Ariel nie odpowiedział, a jedynie skinął twierdząco głową. Wokół panowała nienaturalna cisza, jakby fauna w tym lesie nie istniała, a wszystkie rośliny wydawały się chore i wyblakłe. Ponadto panował tu chłód i półmrok, jakby promienie słoneczne nie docierały do tego miejsca.
Wędrówka przez las nie trwała długo.
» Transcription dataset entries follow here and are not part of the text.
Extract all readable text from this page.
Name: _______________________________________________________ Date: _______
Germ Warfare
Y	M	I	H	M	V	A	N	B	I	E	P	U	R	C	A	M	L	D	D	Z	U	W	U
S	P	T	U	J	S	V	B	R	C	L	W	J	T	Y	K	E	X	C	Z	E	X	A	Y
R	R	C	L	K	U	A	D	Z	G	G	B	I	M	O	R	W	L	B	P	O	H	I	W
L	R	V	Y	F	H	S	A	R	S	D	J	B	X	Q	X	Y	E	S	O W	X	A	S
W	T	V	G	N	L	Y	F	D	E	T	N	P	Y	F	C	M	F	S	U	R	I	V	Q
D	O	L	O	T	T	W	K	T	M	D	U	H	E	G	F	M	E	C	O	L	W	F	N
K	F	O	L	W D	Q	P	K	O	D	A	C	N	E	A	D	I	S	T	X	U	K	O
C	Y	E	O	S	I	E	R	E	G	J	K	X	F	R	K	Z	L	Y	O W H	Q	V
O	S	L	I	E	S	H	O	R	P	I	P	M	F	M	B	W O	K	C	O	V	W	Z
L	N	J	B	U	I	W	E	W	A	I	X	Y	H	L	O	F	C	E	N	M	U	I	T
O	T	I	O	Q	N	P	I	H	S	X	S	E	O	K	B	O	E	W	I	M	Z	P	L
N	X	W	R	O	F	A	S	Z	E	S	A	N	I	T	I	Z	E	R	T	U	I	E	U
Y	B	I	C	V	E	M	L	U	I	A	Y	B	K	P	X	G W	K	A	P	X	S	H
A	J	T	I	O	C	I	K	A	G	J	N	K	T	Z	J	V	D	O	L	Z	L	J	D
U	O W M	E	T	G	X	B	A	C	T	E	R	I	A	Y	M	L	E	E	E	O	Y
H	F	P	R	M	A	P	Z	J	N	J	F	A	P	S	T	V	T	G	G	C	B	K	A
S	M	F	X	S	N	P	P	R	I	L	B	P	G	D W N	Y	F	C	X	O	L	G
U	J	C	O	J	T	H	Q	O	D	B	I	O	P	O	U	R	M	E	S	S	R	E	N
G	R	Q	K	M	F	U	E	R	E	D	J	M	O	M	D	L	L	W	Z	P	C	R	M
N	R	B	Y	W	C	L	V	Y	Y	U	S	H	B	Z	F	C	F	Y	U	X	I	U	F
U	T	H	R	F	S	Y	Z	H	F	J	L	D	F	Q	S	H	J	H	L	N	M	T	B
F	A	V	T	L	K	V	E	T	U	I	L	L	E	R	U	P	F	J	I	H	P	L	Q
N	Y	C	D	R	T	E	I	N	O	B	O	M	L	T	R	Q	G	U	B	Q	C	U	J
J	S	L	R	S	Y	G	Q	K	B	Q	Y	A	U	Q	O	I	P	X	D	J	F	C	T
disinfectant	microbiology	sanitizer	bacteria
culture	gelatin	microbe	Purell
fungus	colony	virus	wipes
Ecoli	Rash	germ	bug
Po kilkunastu minutach wyszliśmy na dużą polanę. Ktoś tu mieszkał. Na końcu wyłożonej kamieniami dróżki znajdował się niewielki drewniany budynek, wyglądający na typowy myśliwski domek. Po prawej stronie ścieżki znajdował się ogród kwiatowy, który kiedyś musiał być niezwykle piękny, teraz jednak wszystkie kwiaty były uschnięte. Zresztą nie tylko one. Trawa, a nawet drzewa wokół polany były martwe. Po lewej stronie rosło ogromne drzewo, wyróżniające się na tle innych, było pozbawione liści, więc trudno mi było stwierdzić, jakie dokładnie. Z potężnej gałęzi zwisała smutno huśtawka, a właściwie deska i dwa kawałki grubego sznura, była jednak wykonana z dokładnością i starannością. Gdyby to miejsce żyło... byłoby przepiękne i niezwykle romantyczne. W ogrodzie pośród krzewów róż znajdowała się mała kamienna ławeczka idealna, by odpocząć i upajać się pięknem i zapachem kwiatów. Kakofonia barw musiała być zachwycająca. Po prostu czysta sielanka. Wyobrażenie sobie jak mogło tu kiedyś być, sprawiło jedynie, że miejsce wydało mi się jeszcze bardziej smutne i szare.
Widok tak mnie pochłonął, że wzdrygnąłem się, gdy usłyszałem skrzypienie drzwi, które wydało się niezwykle głośne przez panującą wokół ciszę. Odwróciłem się w stronę dźwięku. Na spotkanie wyszedł nam mężczyzna, którego znałem.